His mother also died.
Two children
from one family
Early pioneer women had a child approximately every 26 to 30 months.  According to the Indiana Historical Society, “Over sixty percent had six to nine children, thirty percent had ten or more, and only ten percent gave birth to less than six children in their lifetime. According to 1840 census figures, women in Hamilton County, Indiana had an average of eight children during their lifetime.”

Mother and baby
floating on cloud
Mother portrayed as an angel
carrying her baby away
During that time, mothers fared little better.  Puerperal fever, an infection of the uterus, usually contracted after delivery and caused by doctors and midwives not washing their hands, was the main cause of death during childbirth in the eighteenth and nineteenth centuries.  Breech births also added to the toll, compromising mother and infant. A breech birth sometimes led to unstoppable bleeding in the mother and suffocation of the baby.

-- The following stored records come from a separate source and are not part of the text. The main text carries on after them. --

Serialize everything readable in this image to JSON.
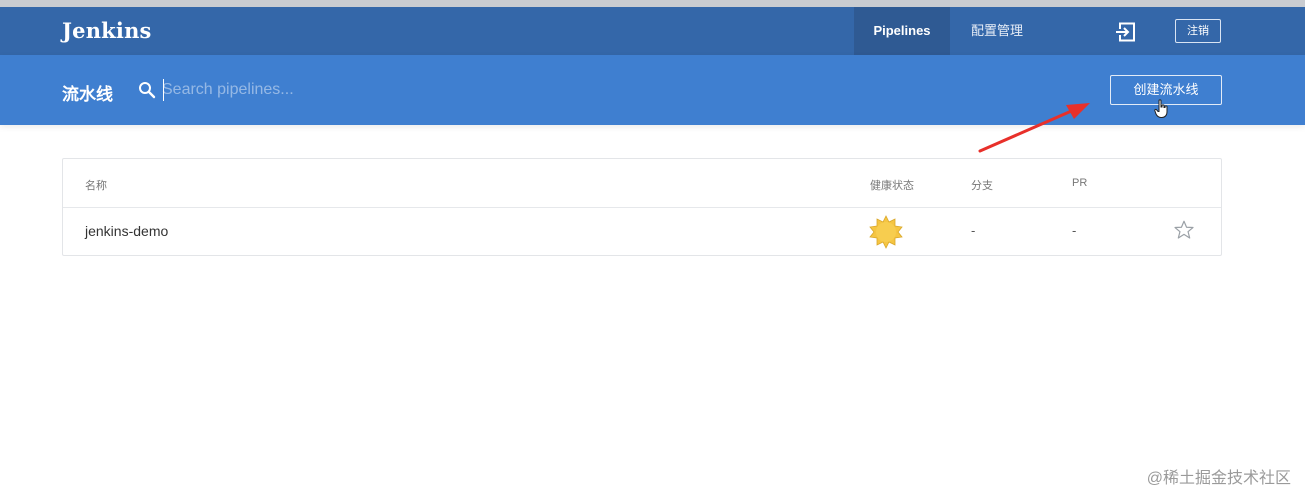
{
  "header": {
    "logo": "Jenkins",
    "tabs": [
      {
        "label": "Pipelines",
        "active": true
      },
      {
        "label": "配置管理",
        "active": false
      }
    ],
    "logout_label": "注销",
    "color": "#3467a9"
  },
  "subheader": {
    "title": "流水线",
    "search": {
      "placeholder": "Search pipelines...",
      "value": ""
    },
    "create_button": "创建流水线",
    "color": "#3f7fd0"
  },
  "table": {
    "columns": [
      "名称",
      "健康状态",
      "分支",
      "PR"
    ],
    "rows": [
      {
        "name": "jenkins-demo",
        "health_icon": "sunny-icon",
        "branches": "-",
        "pr": "-",
        "favorite": false
      }
    ]
  },
  "annotation": {
    "arrow_color": "#e8302a"
  },
  "watermark": "@稀土掘金技术社区"
}
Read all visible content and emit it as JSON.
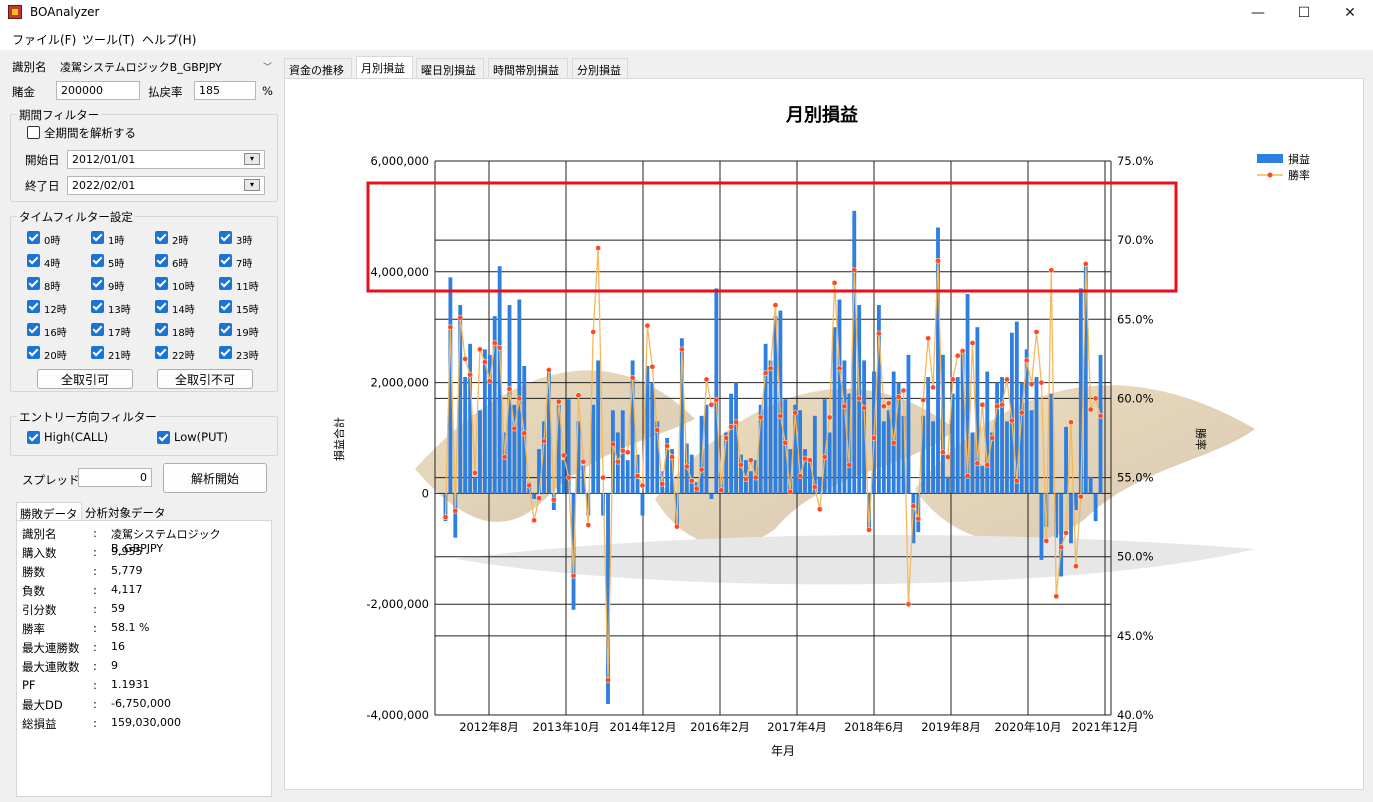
{
  "window": {
    "title": "BOAnalyzer",
    "minimize": "—",
    "maximize": "☐",
    "close": "✕",
    "icon": "app-icon"
  },
  "menu": [
    {
      "label": "ファイル(F)"
    },
    {
      "label": "ツール(T)"
    },
    {
      "label": "ヘルプ(H)"
    }
  ],
  "form": {
    "id_label": "識別名",
    "id_value": "凌駕システムロジックB_GBPJPY",
    "bet_label": "賭金",
    "bet_value": "200000",
    "payout_label": "払戻率",
    "payout_value": "185",
    "payout_unit": "%"
  },
  "period_filter": {
    "title": "期間フィルター",
    "all_period_label": "全期間を解析する",
    "all_period_checked": false,
    "start_label": "開始日",
    "start_value": "2012/01/01",
    "end_label": "終了日",
    "end_value": "2022/02/01"
  },
  "time_filter": {
    "title": "タイムフィルター設定",
    "hours": [
      "0時",
      "1時",
      "2時",
      "3時",
      "4時",
      "5時",
      "6時",
      "7時",
      "8時",
      "9時",
      "10時",
      "11時",
      "12時",
      "13時",
      "14時",
      "15時",
      "16時",
      "17時",
      "18時",
      "19時",
      "20時",
      "21時",
      "22時",
      "23時"
    ],
    "all_on": "全取引可",
    "all_off": "全取引不可"
  },
  "entry_filter": {
    "title": "エントリー方向フィルター",
    "high": "High(CALL)",
    "low": "Low(PUT)"
  },
  "spread": {
    "label": "スプレッド",
    "value": "0"
  },
  "analyze_button": "解析開始",
  "stats_tabs": [
    "勝敗データ",
    "分析対象データ"
  ],
  "stats": [
    {
      "k": "識別名",
      "v": "凌駕システムロジックB_GBPJPY"
    },
    {
      "k": "購入数",
      "v": "9,955"
    },
    {
      "k": "勝数",
      "v": "5,779"
    },
    {
      "k": "負数",
      "v": "4,117"
    },
    {
      "k": "引分数",
      "v": "59"
    },
    {
      "k": "勝率",
      "v": "58.1 %"
    },
    {
      "k": "最大連勝数",
      "v": "16"
    },
    {
      "k": "最大連敗数",
      "v": "9"
    },
    {
      "k": "PF",
      "v": "1.1931"
    },
    {
      "k": "最大DD",
      "v": "-6,750,000"
    },
    {
      "k": "総損益",
      "v": "159,030,000"
    }
  ],
  "stats_colon": ":",
  "tabs": [
    "資金の推移",
    "月別損益",
    "曜日別損益",
    "時間帯別損益",
    "分別損益"
  ],
  "active_tab": 1,
  "chart_data": {
    "type": "bar",
    "title": "月別損益",
    "xlabel": "年月",
    "ylabel": "損益合計",
    "y2label": "勝率",
    "ylim": [
      -4000000,
      6000000
    ],
    "y2lim": [
      40.0,
      75.0
    ],
    "yticks": [
      "6,000,000",
      "4,000,000",
      "2,000,000",
      "0",
      "-2,000,000",
      "-4,000,000"
    ],
    "y2ticks": [
      "75.0%",
      "70.0%",
      "65.0%",
      "60.0%",
      "55.0%",
      "50.0%",
      "45.0%",
      "40.0%"
    ],
    "xticks": [
      "2012年8月",
      "2013年10月",
      "2014年12月",
      "2016年2月",
      "2017年4月",
      "2018年6月",
      "2019年8月",
      "2020年10月",
      "2021年12月"
    ],
    "grid": true,
    "legend": "top-right",
    "colors": {
      "bar": "#2f7fe0",
      "line": "#f5b85b",
      "point": "#ff4a1c",
      "highlight": "#e8101a"
    },
    "series": [
      {
        "name": "損益",
        "axis": "left",
        "values": [
          -500000,
          3900000,
          -800000,
          3400000,
          2100000,
          2700000,
          300000,
          1500000,
          2600000,
          2500000,
          3200000,
          4100000,
          1100000,
          3400000,
          1600000,
          3500000,
          2300000,
          200000,
          -100000,
          800000,
          1300000,
          2200000,
          -300000,
          1600000,
          600000,
          1700000,
          -2100000,
          1300000,
          500000,
          -400000,
          1600000,
          2400000,
          -400000,
          -3800000,
          1500000,
          1100000,
          1500000,
          600000,
          2400000,
          700000,
          -400000,
          2300000,
          2000000,
          1300000,
          400000,
          1000000,
          800000,
          -600000,
          2800000,
          900000,
          700000,
          200000,
          1400000,
          1600000,
          -100000,
          3700000,
          300000,
          1100000,
          1800000,
          2000000,
          700000,
          600000,
          400000,
          600000,
          1600000,
          2700000,
          2400000,
          3200000,
          3300000,
          1700000,
          800000,
          1600000,
          1500000,
          800000,
          600000,
          1400000,
          300000,
          1700000,
          1100000,
          3000000,
          3500000,
          2400000,
          1800000,
          5100000,
          3400000,
          2400000,
          -700000,
          2200000,
          3400000,
          1300000,
          1500000,
          2200000,
          2000000,
          1400000,
          2500000,
          -900000,
          -700000,
          1400000,
          2100000,
          1300000,
          4800000,
          2500000,
          300000,
          1800000,
          2100000,
          2600000,
          3600000,
          1100000,
          3000000,
          500000,
          2200000,
          1100000,
          2000000,
          2100000,
          1300000,
          2900000,
          3100000,
          2000000,
          2600000,
          1500000,
          2100000,
          -1200000,
          -600000,
          1800000,
          -800000,
          -1500000,
          1200000,
          -900000,
          -300000,
          3700000,
          4100000,
          300000,
          -500000,
          2500000
        ]
      },
      {
        "name": "勝率",
        "axis": "right",
        "values": [
          52.5,
          64.5,
          52.9,
          65.1,
          62.5,
          61.5,
          55.3,
          63.1,
          62.3,
          61.1,
          63.5,
          63.2,
          56.3,
          60.6,
          58.1,
          60.0,
          57.8,
          54.5,
          52.3,
          53.7,
          57.3,
          61.8,
          53.6,
          59.8,
          56.4,
          55.0,
          48.8,
          60.2,
          56.0,
          52.0,
          64.2,
          69.5,
          55.0,
          42.2,
          57.1,
          56.0,
          56.7,
          56.6,
          61.3,
          55.1,
          54.5,
          64.6,
          62.0,
          58.0,
          54.6,
          57.0,
          56.3,
          51.9,
          63.1,
          55.7,
          54.8,
          54.3,
          55.5,
          61.2,
          59.6,
          59.9,
          54.2,
          57.5,
          58.2,
          58.5,
          55.8,
          54.9,
          56.1,
          55.0,
          58.8,
          61.6,
          61.9,
          65.9,
          58.9,
          57.2,
          54.1,
          59.1,
          55.1,
          56.2,
          56.1,
          54.4,
          53.0,
          56.3,
          58.8,
          67.3,
          61.9,
          59.5,
          55.8,
          68.1,
          60.0,
          59.4,
          51.7,
          57.5,
          64.1,
          59.5,
          59.7,
          57.2,
          60.1,
          60.5,
          47.0,
          53.2,
          52.4,
          59.9,
          63.8,
          60.7,
          68.7,
          56.6,
          56.3,
          61.2,
          62.7,
          63.0,
          55.1,
          63.5,
          55.9,
          59.6,
          55.8,
          57.5,
          59.5,
          59.6,
          61.2,
          58.6,
          54.8,
          59.1,
          62.4,
          60.9,
          64.2,
          61.0,
          51.0,
          68.1,
          47.5,
          50.6,
          51.5,
          58.5,
          49.4,
          53.8,
          68.5,
          59.3,
          60.0,
          58.9,
          66.5
        ]
      }
    ]
  }
}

Four lambs signify the deaths
of four children
Child who died before
leading infant to heaven
Living conditions in the U.S. inner cities were terrible and also contributed to high infant mortality rates.  Poverty brought on unclean living conditions, a lack of sanitation, and the quick spread of disease from one to another.  All of these conditions made inner city infant mortality rates around 30%. It took a better understanding of what roles sanitation and prenatal health played in order to enact such regulations as the 1897 New York law mandating that children be vaccinated against smallpox. 

Infant daughter
Infant son
It's interesting to note that many infants were not named when they were born.  Some were not given a name until they had reached that crucial first birthday.  If a baby died during the first few days of life, it was probably not named.  There are many stones in the cemetery, which are only identified as “Infant,” or “Baby.”  Many times gender was not indicated.   Parents and family members simply referred to the infant as he or she, waiting to see if it would survive.  The longer an infant survived, the more likely it went through the naming and baptism ceremonies.  Although this seems cold by today’s standards, it could be argued that by not naming an infant, whose rate of survival was only 70 to 75%, parents and family members were able to remain somewhat detached, finding a coping mechanism of sorts, in the lose of so many children in one family.

Only a first name
Only parents identified
In 1900, the rate of infant survival was still only 80% - with a 20% expectancy that the infant would not make it to the age of 10.  Once a child reached tens years of age, he or she still had only a 60% chance to reach adulthood.  Causes remained the same, poor nutrition, infectious diseases and sanitation.  Once doctors understood what caused cholera, small pox, scarlet fever, tuberculosis, whooping cough, diphtheria and polio, and how these diseases were spread, cures were embarked upon.

Child's stone
It is amazing, and sobering, to realize how many families lost children from the settling of this country, up to the mid-1900’s.  And while we in the U.S., Canada, and Europe, have seen those numbers drastically reduced within the past 60 years, other countries such as  Angola, Afghanistan and Nigeria continue to have high infant mortality rates due to a lack of sanitation, poor nutrition and the spread of infectious diseases.  Let us hope it does not take another sixty years for changes to be made in those countries.